Джэксон с благодарностью принял дорогой подарок. Шутка ли сказать — маузер!
2
Через несколько минут Сидней Джэксон уже сидел в вагоне Флорова. Поезд-броневик, набирая скорость, увозил их все дальше и дальше на юг. Купе комиссара заполнили командиры, красноармейцы. Им хотелось посмотреть на американца. На столе появились колбаса, вареная баранина, миска свежего янтарного урюка, пучки зеленого лука, полбуханки хлеба, лепешки.
Во время дружеской трапезы из рассказа комиссара Джэксон узнал, что Флорова зовут не Питер, а Алексей, что после ареста на корабле его судили, приговорили к пятнадцати годам каторжных работ и отправили в конце 1915 года в Сибирь. Алексею помогли бежать, и до самой Февральской революции он жил нелегально в Средней Азии и вел подпольную работу.
— А ты, друг, здорово тогда нам помог! — говорил Флоров, подавая Джэксону пиалу с чаем. — Ты даже сам не представляешь, что ты сделал. — И, увидев, что его бойцы недоумевающе уставились на Сиднея, комиссар сказал красноармейцам: — Вот этот американский товарищ помог нам доставить из Англии важные партийные документы.
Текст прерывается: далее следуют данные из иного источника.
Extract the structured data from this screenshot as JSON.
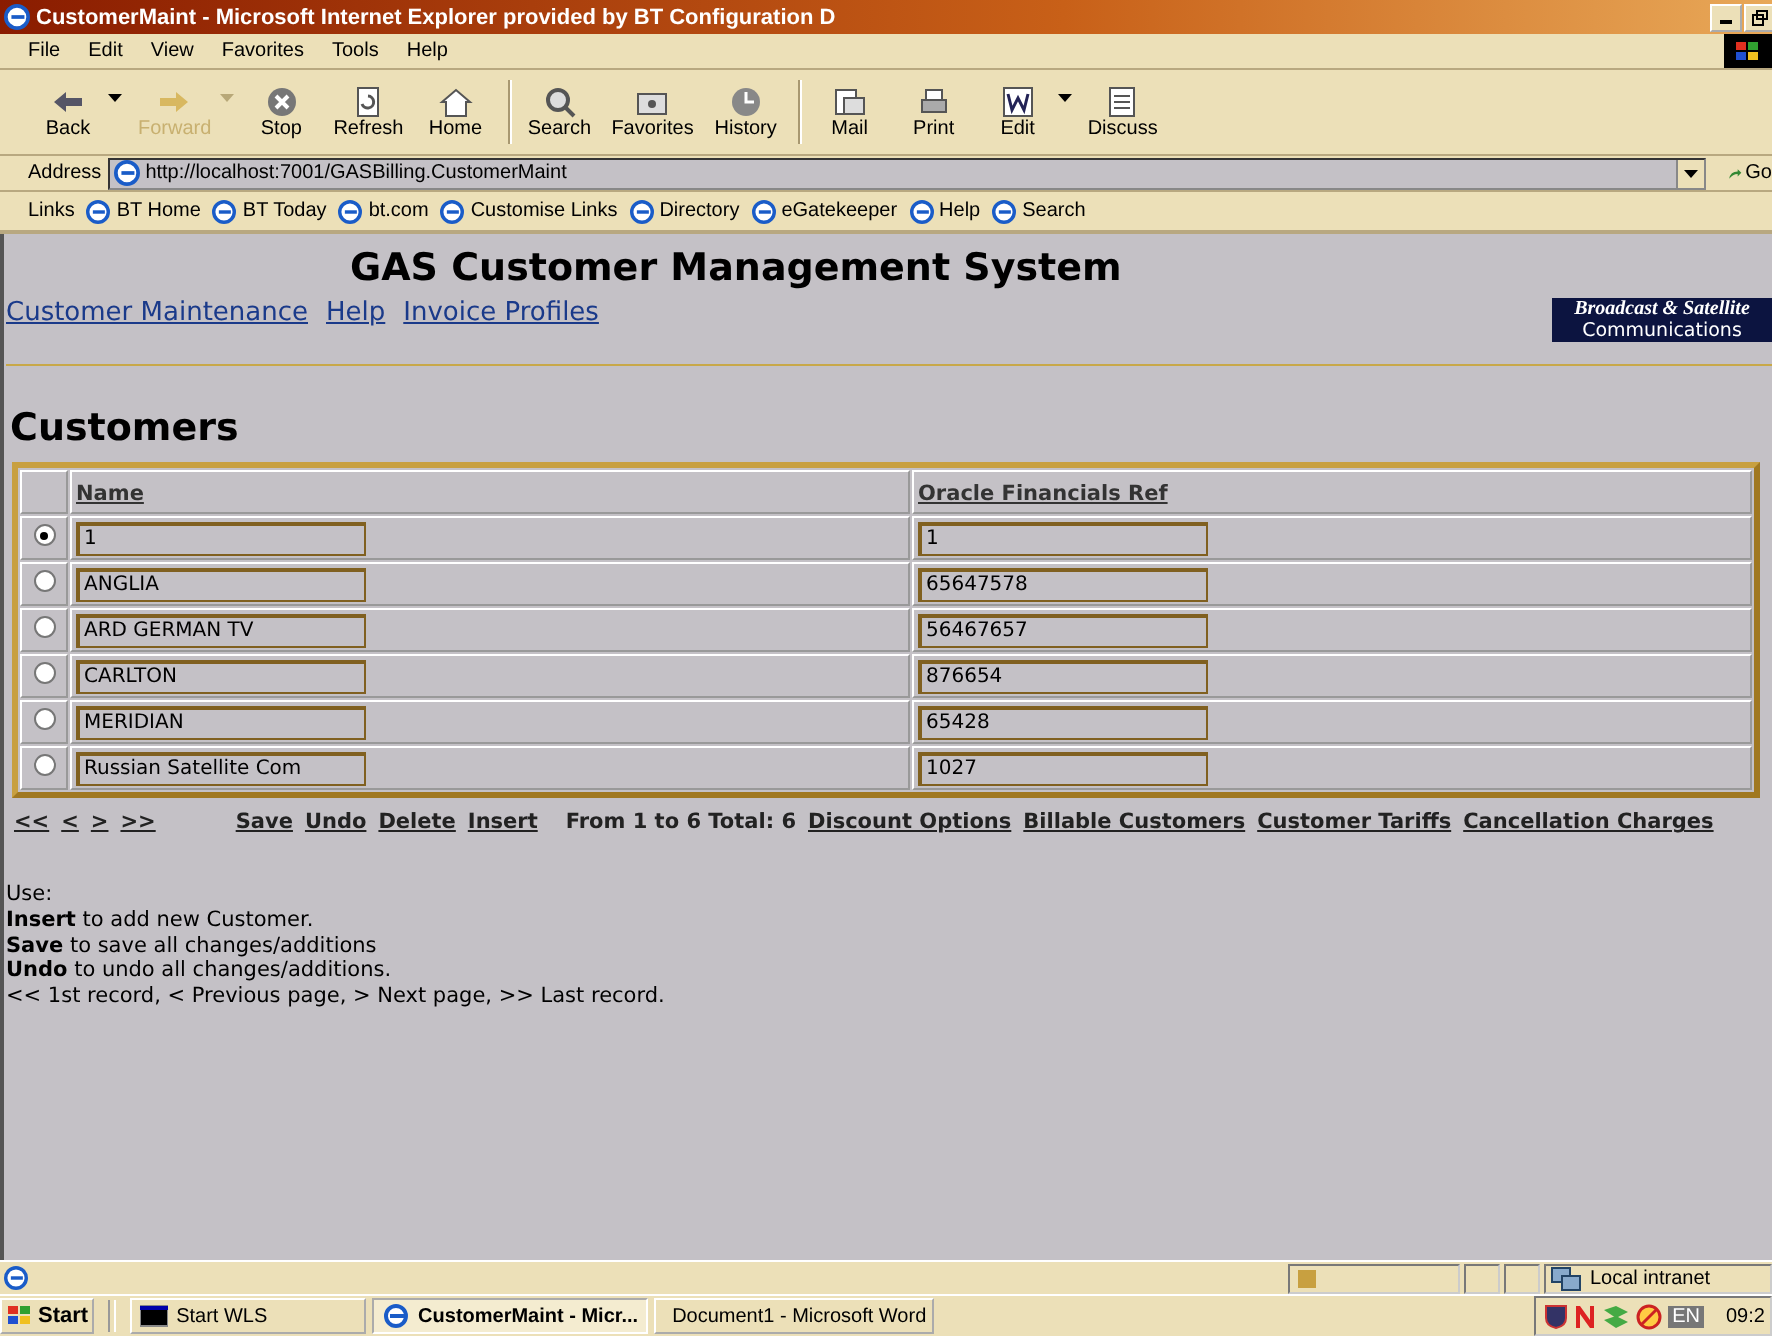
{
  "window": {
    "title": "CustomerMaint - Microsoft Internet Explorer provided by BT Configuration D"
  },
  "menu": [
    "File",
    "Edit",
    "View",
    "Favorites",
    "Tools",
    "Help"
  ],
  "toolbar": [
    {
      "label": "Back",
      "kind": "back",
      "disabled": false,
      "dropdown": true
    },
    {
      "label": "Forward",
      "kind": "forward",
      "disabled": true,
      "dropdown": true
    },
    {
      "label": "Stop",
      "kind": "stop",
      "disabled": false,
      "dropdown": false
    },
    {
      "label": "Refresh",
      "kind": "refresh",
      "disabled": false,
      "dropdown": false
    },
    {
      "label": "Home",
      "kind": "home",
      "disabled": false,
      "dropdown": false
    },
    {
      "label": "Search",
      "kind": "search",
      "disabled": false,
      "dropdown": false
    },
    {
      "label": "Favorites",
      "kind": "favorites",
      "disabled": false,
      "dropdown": false
    },
    {
      "label": "History",
      "kind": "history",
      "disabled": false,
      "dropdown": false
    },
    {
      "label": "Mail",
      "kind": "mail",
      "disabled": false,
      "dropdown": false
    },
    {
      "label": "Print",
      "kind": "print",
      "disabled": false,
      "dropdown": false
    },
    {
      "label": "Edit",
      "kind": "edit",
      "disabled": false,
      "dropdown": true
    },
    {
      "label": "Discuss",
      "kind": "discuss",
      "disabled": false,
      "dropdown": false
    }
  ],
  "address": {
    "label": "Address",
    "value": "http://localhost:7001/GASBilling.CustomerMaint",
    "go": "Go"
  },
  "links": {
    "label": "Links",
    "items": [
      "BT Home",
      "BT Today",
      "bt.com",
      "Customise Links",
      "Directory",
      "eGatekeeper",
      "Help",
      "Search"
    ]
  },
  "page": {
    "title": "GAS Customer Management System",
    "nav": [
      "Customer Maintenance",
      "Help",
      "Invoice Profiles"
    ],
    "logo": [
      "Broadcast & Satellite",
      "Communications"
    ],
    "heading": "Customers",
    "table": {
      "columns": [
        "Name",
        "Oracle Financials Ref"
      ],
      "rows": [
        {
          "selected": true,
          "name": "1",
          "ref": "1"
        },
        {
          "selected": false,
          "name": "ANGLIA",
          "ref": "65647578"
        },
        {
          "selected": false,
          "name": "ARD GERMAN TV",
          "ref": "56467657"
        },
        {
          "selected": false,
          "name": "CARLTON",
          "ref": "876654"
        },
        {
          "selected": false,
          "name": "MERIDIAN",
          "ref": "65428"
        },
        {
          "selected": false,
          "name": "Russian Satellite Com",
          "ref": "1027"
        }
      ]
    },
    "pager": [
      "<<",
      "<",
      ">",
      ">>"
    ],
    "actions": [
      "Save",
      "Undo",
      "Delete",
      "Insert"
    ],
    "record_info": "From 1 to 6 Total: 6",
    "extra_links": [
      "Discount Options",
      "Billable Customers",
      "Customer Tariffs",
      "Cancellation Charges"
    ],
    "help": [
      "Use:",
      "**Insert** to add new Customer.",
      "**Save** to save all changes/additions",
      "**Undo** to undo all changes/additions.",
      "<< 1st record, < Previous page, > Next page, >> Last record."
    ]
  },
  "status_bar": {
    "zone": "Local intranet"
  },
  "taskbar": {
    "start": "Start",
    "items": [
      {
        "label": "Start WLS",
        "kind": "console",
        "selected": false
      },
      {
        "label": "CustomerMaint - Micr...",
        "kind": "ie",
        "selected": true
      },
      {
        "label": "Document1 - Microsoft Word",
        "kind": "word",
        "selected": false
      }
    ],
    "language": "EN",
    "clock": "09:2"
  }
}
На лице Джэксона появилось удивление. Он недоверчиво посмотрел на Флорова, потом по-русски сказал:
— Нет, пожалуйста… Тут есть ошибка. Никакой документ я не имел.
И тогда Флоров подробно рассказал, как накануне мировой войны по поручению заграничного бюро большевистского ЦК он вез из Лондона в Россию секретные бумаги для Петербургского комитета. Плыть пассажирским пароходом было рискованно. На борту, несомненно, будут шпики, и в столице, в порту могут сразу зацапать голубые мундиры. Другое дело, если добираться на каком-нибудь иностранном «купце». Нет лишних глаз. Одна команда. Друзья-англичане, портовые грузчики, помогли договориться с капитаном норвежского лесовоза, который шел в Архангельск за корабельной сосной.
Джэксон слушал воспоминания Флорова, и перед его глазами вставали картины недавнего прошлого, совместное плавание на «Баркаролле»…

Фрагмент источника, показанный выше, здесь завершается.